Not exactly true. Peter Roskam (R-IL6) could make an excellent Senate candidate. Adam Kinzinger, an Iraq veteran, could make a better one.
As for this race, Duckworth is an unproven candidate and ran behind President Obama in 2012 against the fatally-flawed Joe Walsh, a far easier opponent than Mitt Romney was for Obama. But Kirk is largely unproven as well. He defeated a corrupt opponent in 2010, barely, and right after the impeachment and removal of Gov. Rod Blagojevich, which cast a shadow on the state Democratic Party, not to mention that 2010 was a GOP wave year and right after the emergence of the Tea Party.
Kirk's approval numbers are going to take a hit. No way all the Suburban Dems who like him now are going to stick with him. He'll have to run the table downstate and in the collar counties while keeping the Democrat under 70% in Cook County. If Duckworth is the nominee, Kirk's path to victory includes tying her to state House Speaker Michael Madigan, whose approval ratings downstate are below those of Emperor Palpatine, and Blagojevich, for whom she once served in an appointed position. That'll keep downstate red if they buy it and possibly do the same with the collar counties. Remember that Pat Quinn only carried one county in 2014, Cook County. Illinois has 101 other counties, and a victorious Democrat probably needs to carry at least a couple more than just Cook. Some Democratic downstate counties that voted for Obama voted against Quinn by double-digit margins. Some of these were Democrats who don't like the state party, personified in "Boss Madigan", who's not known for caring about any of the 101 counties in Illinois that are not named "Cook".

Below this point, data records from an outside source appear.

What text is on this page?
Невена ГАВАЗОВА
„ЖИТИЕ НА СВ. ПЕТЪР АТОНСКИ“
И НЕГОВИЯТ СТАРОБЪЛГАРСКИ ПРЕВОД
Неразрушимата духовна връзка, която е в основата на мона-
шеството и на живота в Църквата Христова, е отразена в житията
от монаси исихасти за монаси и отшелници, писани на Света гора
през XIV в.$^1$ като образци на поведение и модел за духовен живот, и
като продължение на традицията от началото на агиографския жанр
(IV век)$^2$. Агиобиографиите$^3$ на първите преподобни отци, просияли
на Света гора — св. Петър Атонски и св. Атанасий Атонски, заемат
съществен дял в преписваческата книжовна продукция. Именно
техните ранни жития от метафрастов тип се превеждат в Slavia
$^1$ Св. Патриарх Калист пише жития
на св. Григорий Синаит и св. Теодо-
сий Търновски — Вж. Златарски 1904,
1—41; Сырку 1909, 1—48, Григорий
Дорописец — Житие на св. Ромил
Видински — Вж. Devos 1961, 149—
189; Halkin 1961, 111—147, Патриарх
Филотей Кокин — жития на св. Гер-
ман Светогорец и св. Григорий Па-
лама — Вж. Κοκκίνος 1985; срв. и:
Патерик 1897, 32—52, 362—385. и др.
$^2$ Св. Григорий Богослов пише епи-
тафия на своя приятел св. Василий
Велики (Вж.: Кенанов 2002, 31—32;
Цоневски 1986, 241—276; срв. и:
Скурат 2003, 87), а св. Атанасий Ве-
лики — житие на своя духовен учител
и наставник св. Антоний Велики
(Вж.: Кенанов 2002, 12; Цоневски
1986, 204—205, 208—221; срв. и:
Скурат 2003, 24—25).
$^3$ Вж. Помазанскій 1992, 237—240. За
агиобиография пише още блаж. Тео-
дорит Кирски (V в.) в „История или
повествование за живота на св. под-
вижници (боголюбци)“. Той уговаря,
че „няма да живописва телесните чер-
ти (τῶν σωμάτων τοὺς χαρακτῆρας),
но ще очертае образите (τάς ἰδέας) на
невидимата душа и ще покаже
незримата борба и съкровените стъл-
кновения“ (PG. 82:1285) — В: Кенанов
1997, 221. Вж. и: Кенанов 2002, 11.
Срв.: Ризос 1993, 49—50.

I'm not sure about anyone else's chances against Kirk. The big name that nobody's mentioned is Rep. Dan Lipinski, a moderate Democrat (who voted against the ACA) from the north suburbs. He may start out ahead.
Look for Rauner to consider putting money in this race. Kirk has a very Rauner-esque ideological profile.
Bottom line: Kirk needs a Republican win at the top of the ticket by at least 2-3% (nationally) and to run an A+ campaign (or have his general election opponent flounder) in order to keep this seat.